Au niveau professionnel, j'ai donné un coup de frein. Je pars plus tôt le soir et j'écoule progressivement mes jours de congés. Étant assez autonome dans mon travail, cela n'a pas été trop compliqué. J'en ai déjà ressenti quelques conséquences: moins de proximité avec la communauté de travail, des projets qui se font sans moi. De toute façon, j'ai un peu perdu le feu sacré qui me donnait l'ardeur au travail et faisait défiler le temps à grande vitesse.
Je peux vivre avec ça.

En l'espace de quelques semaines, j'ai quitté la région de Bordeaux à plusieurs reprises. Avant de choisir les destinations, j'ai réfléchi aux choses qui m'intéressaient et dont un voyage me permettrait de profiter: les musées et la peinture m'ont semblé une bonne accroche - c'est la seule que j'ai trouvée. Je voulais me retrouver dans un lieu étranger, perdre mes repères. Mission accomplie. Sauf que vouloir se perdre quand on est déjà bien paumé est une idée, au mieux saugrenue, au pire masochiste.

A Bilbao, j'ai vu de très belles choses. Mais je me suis aussi senti terriblement seul, par moment dans la plus totale confusion intérieure. J'aurais pu en pleurer. A regarder les peintures et autres œuvres d'art, j'ai passé de bons moments. J'ai été ému - pour la première fois ? - par une œuvre contemporaine. Mais qu'attendre de plus de ces contemplations ? L'art ne me fait pas porter un regard nouveau sur le monde. Alors j'ai marché jusqu'à plus soif dans cette ville que je voulais découvrir. J'ai vu des surfaces, des volumes, des lumières. Cette réalité m'est restée froide et extérieure, quand j'avais besoin de chaud à l'intérieur.

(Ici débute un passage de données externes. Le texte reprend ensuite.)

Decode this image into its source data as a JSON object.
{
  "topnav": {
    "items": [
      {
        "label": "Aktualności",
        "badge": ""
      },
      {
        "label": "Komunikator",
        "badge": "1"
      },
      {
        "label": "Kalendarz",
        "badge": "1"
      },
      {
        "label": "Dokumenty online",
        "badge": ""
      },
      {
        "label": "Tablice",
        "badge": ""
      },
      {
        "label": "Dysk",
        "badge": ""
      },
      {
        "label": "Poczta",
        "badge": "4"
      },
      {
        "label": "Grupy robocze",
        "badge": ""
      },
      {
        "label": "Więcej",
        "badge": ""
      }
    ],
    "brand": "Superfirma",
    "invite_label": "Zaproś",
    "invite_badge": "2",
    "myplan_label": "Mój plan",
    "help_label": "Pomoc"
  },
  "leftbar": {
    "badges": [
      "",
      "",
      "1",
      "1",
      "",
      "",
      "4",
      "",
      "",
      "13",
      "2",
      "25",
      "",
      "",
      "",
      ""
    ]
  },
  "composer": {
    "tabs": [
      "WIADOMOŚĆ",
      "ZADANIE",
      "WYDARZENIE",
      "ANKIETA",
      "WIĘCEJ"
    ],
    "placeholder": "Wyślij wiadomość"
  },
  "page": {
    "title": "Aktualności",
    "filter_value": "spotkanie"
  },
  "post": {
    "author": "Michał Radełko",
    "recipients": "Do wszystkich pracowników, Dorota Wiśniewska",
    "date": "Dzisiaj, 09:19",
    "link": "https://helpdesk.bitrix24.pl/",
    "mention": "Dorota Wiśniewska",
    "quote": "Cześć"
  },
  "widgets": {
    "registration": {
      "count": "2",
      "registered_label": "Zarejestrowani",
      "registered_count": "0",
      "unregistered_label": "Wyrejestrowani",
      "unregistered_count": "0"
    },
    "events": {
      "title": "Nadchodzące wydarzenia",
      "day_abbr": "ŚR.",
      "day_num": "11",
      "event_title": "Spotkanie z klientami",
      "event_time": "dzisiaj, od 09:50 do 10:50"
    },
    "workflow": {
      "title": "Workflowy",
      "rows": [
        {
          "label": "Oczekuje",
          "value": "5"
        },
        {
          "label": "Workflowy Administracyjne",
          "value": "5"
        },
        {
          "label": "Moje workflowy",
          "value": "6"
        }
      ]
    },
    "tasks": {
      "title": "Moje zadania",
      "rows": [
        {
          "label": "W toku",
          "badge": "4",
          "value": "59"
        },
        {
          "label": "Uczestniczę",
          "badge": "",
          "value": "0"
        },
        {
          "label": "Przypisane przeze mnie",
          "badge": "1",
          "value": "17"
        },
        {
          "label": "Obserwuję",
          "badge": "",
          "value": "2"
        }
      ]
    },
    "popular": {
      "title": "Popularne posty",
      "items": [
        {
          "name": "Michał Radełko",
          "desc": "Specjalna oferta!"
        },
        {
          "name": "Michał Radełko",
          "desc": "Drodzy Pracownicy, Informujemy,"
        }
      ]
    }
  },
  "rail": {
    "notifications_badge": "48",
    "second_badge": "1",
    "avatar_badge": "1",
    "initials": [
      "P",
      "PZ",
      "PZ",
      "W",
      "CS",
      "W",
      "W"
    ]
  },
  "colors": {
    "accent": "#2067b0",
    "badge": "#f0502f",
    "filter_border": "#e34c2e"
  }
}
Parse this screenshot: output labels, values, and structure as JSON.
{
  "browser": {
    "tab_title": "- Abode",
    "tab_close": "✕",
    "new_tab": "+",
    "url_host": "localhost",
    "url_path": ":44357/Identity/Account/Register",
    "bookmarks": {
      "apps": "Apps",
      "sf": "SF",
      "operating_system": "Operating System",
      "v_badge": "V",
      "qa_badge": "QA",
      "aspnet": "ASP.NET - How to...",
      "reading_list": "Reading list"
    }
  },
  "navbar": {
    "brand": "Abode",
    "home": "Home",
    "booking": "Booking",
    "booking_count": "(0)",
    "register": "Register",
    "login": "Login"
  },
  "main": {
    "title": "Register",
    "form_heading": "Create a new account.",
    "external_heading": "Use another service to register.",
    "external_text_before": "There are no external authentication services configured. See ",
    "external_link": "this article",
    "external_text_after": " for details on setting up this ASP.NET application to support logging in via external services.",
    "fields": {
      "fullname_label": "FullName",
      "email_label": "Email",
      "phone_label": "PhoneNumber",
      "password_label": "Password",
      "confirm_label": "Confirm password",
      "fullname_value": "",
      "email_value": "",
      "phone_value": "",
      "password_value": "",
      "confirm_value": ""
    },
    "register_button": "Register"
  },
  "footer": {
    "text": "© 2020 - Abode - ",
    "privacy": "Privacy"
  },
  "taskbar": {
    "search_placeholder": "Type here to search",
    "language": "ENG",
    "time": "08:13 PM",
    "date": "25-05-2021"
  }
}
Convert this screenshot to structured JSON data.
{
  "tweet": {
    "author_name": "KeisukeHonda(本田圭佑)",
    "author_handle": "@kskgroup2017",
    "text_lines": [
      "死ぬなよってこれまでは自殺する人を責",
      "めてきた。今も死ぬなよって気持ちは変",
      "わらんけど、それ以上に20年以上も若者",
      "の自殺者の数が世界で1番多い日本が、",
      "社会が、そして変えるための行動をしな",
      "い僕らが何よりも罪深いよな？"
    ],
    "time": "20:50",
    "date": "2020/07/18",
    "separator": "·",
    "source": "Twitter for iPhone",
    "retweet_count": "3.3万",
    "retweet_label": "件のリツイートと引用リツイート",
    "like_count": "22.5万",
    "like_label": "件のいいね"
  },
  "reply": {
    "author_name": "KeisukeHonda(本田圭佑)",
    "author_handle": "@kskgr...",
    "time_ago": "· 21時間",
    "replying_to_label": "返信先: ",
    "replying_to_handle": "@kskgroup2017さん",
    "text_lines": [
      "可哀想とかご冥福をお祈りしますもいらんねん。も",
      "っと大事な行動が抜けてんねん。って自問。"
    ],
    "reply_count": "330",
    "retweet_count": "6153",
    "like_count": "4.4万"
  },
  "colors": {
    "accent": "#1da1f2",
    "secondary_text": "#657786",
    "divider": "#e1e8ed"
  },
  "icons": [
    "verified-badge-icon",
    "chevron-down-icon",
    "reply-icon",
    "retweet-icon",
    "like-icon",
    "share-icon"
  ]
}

Les quelques jours à Madrid ont été assez différents. J'y suis parti avec trois amis connus lors de mes dernières années d'étude - et un peu perdus de vue depuis -, dont Nicolas et Céline en couple depuis plusieurs années. Je comptais trouver un moment pour leur dire que j'étais gay, chose qu'ils ignoraient jusqu'à présent. Les occasions ont été plutôt rares. Je l'ai dit à un moment où nous avions une discussion plutôt légère sur les différences entre hommes et femmes; ça n'a pas été pris au sérieux. Le dernier jour de notre week-end, alors que nous nous retrouvions tous les quatre dans la même chambre d'hôtel, allongés sur les lits, j'ai finalement pris un ton plus solennel pour dire que j'étais sérieux quand je disais que j'étais gay. Il y a eu un blanc. Au moins j'ai compris que le message était bien passé. "Moi, ça ne me dérange pas" dit finalement Céline. L'heure de sortir étant venue, la discussion ne s'est pas prolongée. Lorsqu'à minuit deux des amis sont rentrés se coucher, je suis ressorti boire un Mojito avec Céline. Nous avons parlé de choses plus personnelles que d'habitude, autant de son côté que du mien.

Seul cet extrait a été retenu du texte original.